Robusta Coffee Beans for Decaf Coffee

It might be confusing to find out that the most caffeinated coffee bean type is favored when creating decaf coffee. However, the decaffeination process involves stripping away parts of the coffee bean. The overwhelming strength of the robusta coffee beans allows for the flavor to be pulled away during the decaffeination process while still leaving enough flavor and aroma to create a high-quality cup of decaf coffee.

 

Robusta Coffee Beans for Cold Brew Coffee

The cold brew process is the longest brewing process, taking up to 24 hours to complete. The extended brewing time allows for a longer extraction period, which can benefit from a highly potent coffee bean type, like robusta.

Cold brew coffee is best when using coarse ground, dark coffee beans. Using a finely ground coffee will not only create a weakened flavor but will ensure coffee grounds wind up in your actual coffee.

 

Robusta Coffee Beans for Espresso

When making a classic Italian espresso, you need that hearty, thick crema to give it authenticity. Robusta coffee beans create extra crema when brewing espresso. In addition, espresso shots are known for their short extraction period that creates a highly caffeinated shot.

The dark and earthy flavors drawn from robusta coffee beans pair perfectly with the sweet milk pairings often used when sweetening or flavoring espressos and lattes. Robusta, the coffee bean type with the most caffeine, is going to be the perfect match for brewing espresso.

 

Robusta Coffee Beans for Instant Coffee

When it comes to the coffee bean type best suited for instant coffee, most roasters reach for robusta coffee beans. Unfortunately, with many roasters believing that arabica coffee beans are superior, robusta is relegated to the world of instant coffee, which is not a bad thing. Instant coffee doesn't necessarily mean lesser coffee, and robusta coffee beans don't equate to bad-tasting coffee.

In the past, instant coffee was only mass-produced and typically didn't focus on flavor profiles so much as quantity. Now, micro-roasters and specialty coffee shops are becoming involved in the instant coffee game. They know their target market does not always have the available time to create a whole coffee brewing experience each morning. But lack of time should not mean your coffee needs should suffer.

 

Robusta Coffee—Second in Production, First in Caffeine

Robusta coffee beans are in some ways the exact opposite of their more popular counterpart, arabica coffee beans. For example, robusta coffee beans grow in low altitudes instead of higher elevations. They thrive in warm weather instead of a slightly chilly climate, and they have twice the caffeine.
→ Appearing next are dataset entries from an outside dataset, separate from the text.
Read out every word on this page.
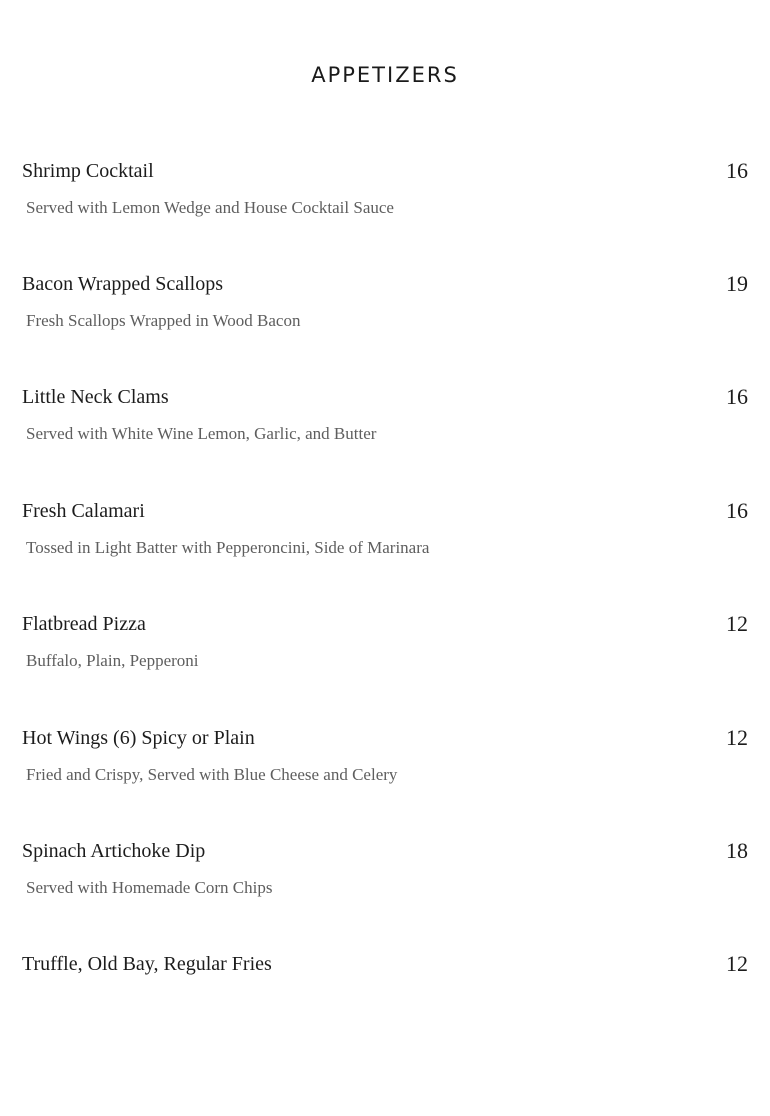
APPETIZERS
Shrimp Cocktail	16
Served with Lemon Wedge and House Cocktail Sauce
Bacon Wrapped Scallops	19
Fresh Scallops Wrapped in Wood Bacon
Little Neck Clams	16
Served with White Wine Lemon, Garlic, and Butter
Fresh Calamari	16
Tossed in Light Batter with Pepperoncini, Side of Marinara
Flatbread Pizza	12
Buffalo, Plain, Pepperoni
Hot Wings (6) Spicy or Plain	12
Fried and Crispy, Served with Blue Cheese and Celery
Spinach Artichoke Dip	18
Served with Homemade Corn Chips
Truffle, Old Bay, Regular Fries	12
There are 120 species of plants in the coffea genus, and the two most popular coffee bean types are products of the coffea arabica and coffea canephora plants. The beauty of more than one coffee bean type is the ability to choose based on your preferences. So, whether you enjoy the arabica coffee bean with its various flavor profiles or a straightforward robusta coffee bean perfect for your instant coffee, espresso, or cold brew, you can't go wrong.